In the midst of financial crisis and high unemployment, a powerful newspaper is bought out and its employees are cut, including talented journalist Ann Mitchell, played by the lovely, if underused Barbara Stanwyck. Ann decides to finish out her duties by typing up a scathing critique of the government and the ignominy invited upon the common folk in the form of an anonymous letter from a man who plays to fling himself from the highest point in the city in protest. When the newspaper’s readership responds favorably to the letter, Ann is re-hired and the search begins for a man to impersonate this fake letter writer in an effort to string the story along for the success of the newspaper and to strengthen her career.
A washed up baseball pro, John Willoughby (Gary Cooper), is one of several homeless men who claim to have written the letter, and whose good looks prompt Ann to pick him as their fictitious John Doe. As Willoughby becomes accustomed to the life of fame and comes to realize the power he wields during a live radio broadcast, he gets the idea that he can really be of help to his fellow man and begins working hard to encourage his admirers to embrace their friendliness and become better neighbors to one another. Unfortunately, the newspaper’s owner, D.B. Norton (Edward Arnold) has other plans. In hopes of becoming president, D.B. goes to great lengths and spends vast sums of money to encourage the little John Doe Clubs around the country in hopes that he can use John’s celebrity as a springboard for a new political party and for his own ambitions.
As this is Cooper’s story, it’s little surprise that he carries the film with little effort. He pulls us into his depressing story and then carries us forward with his big ideas and hopes for the future.
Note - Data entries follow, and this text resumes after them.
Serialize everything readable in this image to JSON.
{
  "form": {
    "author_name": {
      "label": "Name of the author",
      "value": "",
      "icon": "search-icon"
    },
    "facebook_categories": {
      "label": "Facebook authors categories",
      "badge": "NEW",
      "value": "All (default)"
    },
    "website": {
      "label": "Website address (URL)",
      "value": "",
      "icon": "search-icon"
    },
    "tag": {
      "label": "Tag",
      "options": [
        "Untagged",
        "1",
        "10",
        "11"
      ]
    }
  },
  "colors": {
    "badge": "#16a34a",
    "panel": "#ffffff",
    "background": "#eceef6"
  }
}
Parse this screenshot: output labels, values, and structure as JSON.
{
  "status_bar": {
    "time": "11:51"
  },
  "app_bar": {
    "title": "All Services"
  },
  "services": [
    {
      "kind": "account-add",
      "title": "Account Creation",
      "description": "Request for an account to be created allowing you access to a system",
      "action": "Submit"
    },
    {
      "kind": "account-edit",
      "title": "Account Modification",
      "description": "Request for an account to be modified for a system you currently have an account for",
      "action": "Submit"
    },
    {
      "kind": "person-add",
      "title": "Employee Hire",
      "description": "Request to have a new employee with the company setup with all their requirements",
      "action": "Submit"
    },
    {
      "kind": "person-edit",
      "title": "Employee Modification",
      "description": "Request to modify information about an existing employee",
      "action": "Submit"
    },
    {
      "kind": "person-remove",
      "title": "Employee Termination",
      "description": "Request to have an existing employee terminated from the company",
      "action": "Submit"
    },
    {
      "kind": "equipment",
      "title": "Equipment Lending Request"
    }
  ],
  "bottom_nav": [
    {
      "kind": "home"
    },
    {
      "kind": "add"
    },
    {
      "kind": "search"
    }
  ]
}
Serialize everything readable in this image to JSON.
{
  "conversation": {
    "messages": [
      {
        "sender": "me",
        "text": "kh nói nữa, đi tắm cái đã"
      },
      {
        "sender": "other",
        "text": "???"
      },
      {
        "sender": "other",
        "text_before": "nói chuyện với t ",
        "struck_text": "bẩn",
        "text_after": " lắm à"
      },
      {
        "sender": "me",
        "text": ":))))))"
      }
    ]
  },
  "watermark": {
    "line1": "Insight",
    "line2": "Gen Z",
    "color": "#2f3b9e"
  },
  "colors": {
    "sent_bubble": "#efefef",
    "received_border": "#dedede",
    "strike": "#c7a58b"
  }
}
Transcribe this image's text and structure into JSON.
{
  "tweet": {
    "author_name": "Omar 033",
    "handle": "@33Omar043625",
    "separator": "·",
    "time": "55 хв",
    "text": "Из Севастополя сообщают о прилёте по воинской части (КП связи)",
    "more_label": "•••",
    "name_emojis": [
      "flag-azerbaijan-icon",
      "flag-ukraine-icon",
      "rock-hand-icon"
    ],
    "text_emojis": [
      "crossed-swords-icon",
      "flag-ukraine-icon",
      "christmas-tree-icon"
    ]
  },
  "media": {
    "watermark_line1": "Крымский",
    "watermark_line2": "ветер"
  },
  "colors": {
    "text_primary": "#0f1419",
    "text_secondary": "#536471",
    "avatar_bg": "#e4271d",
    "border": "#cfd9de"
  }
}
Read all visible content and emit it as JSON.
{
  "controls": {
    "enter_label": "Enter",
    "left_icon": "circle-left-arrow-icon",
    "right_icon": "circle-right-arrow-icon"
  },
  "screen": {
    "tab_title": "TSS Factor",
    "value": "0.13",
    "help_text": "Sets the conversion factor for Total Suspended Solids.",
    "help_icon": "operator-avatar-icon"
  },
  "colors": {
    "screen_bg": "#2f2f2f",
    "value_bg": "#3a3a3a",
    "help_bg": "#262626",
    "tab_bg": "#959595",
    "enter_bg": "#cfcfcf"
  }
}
And when we’re finally left atop that building watching him decide whether to fulfill his fake letter’s promise, we are of little doubt that he’s about to do the right thing even if we hope that it won’t come to pass.
The first half of the film moves rather slowly for a Capra film. It lingers on examining very little, though is supposedly an attempt to convey the forthright nature of our anonymous hero and set up most of the events that will transpire as the film progresses. Yet, most of what we are given is mostly unnecessary. A lengthy scene where John discusses his life and ambitions with his guards and assistants over a fictitious game of baseball propels the story, but does so without a lick of brevity. However, as the D.B.’s ulterior motives are revealed and the film starts careening towards its conclusion, the audience is compelled to stand by John’s side against what they have seen. The film could have used some narrative tightening, but the end result is involving enough to make the entirety worth watching.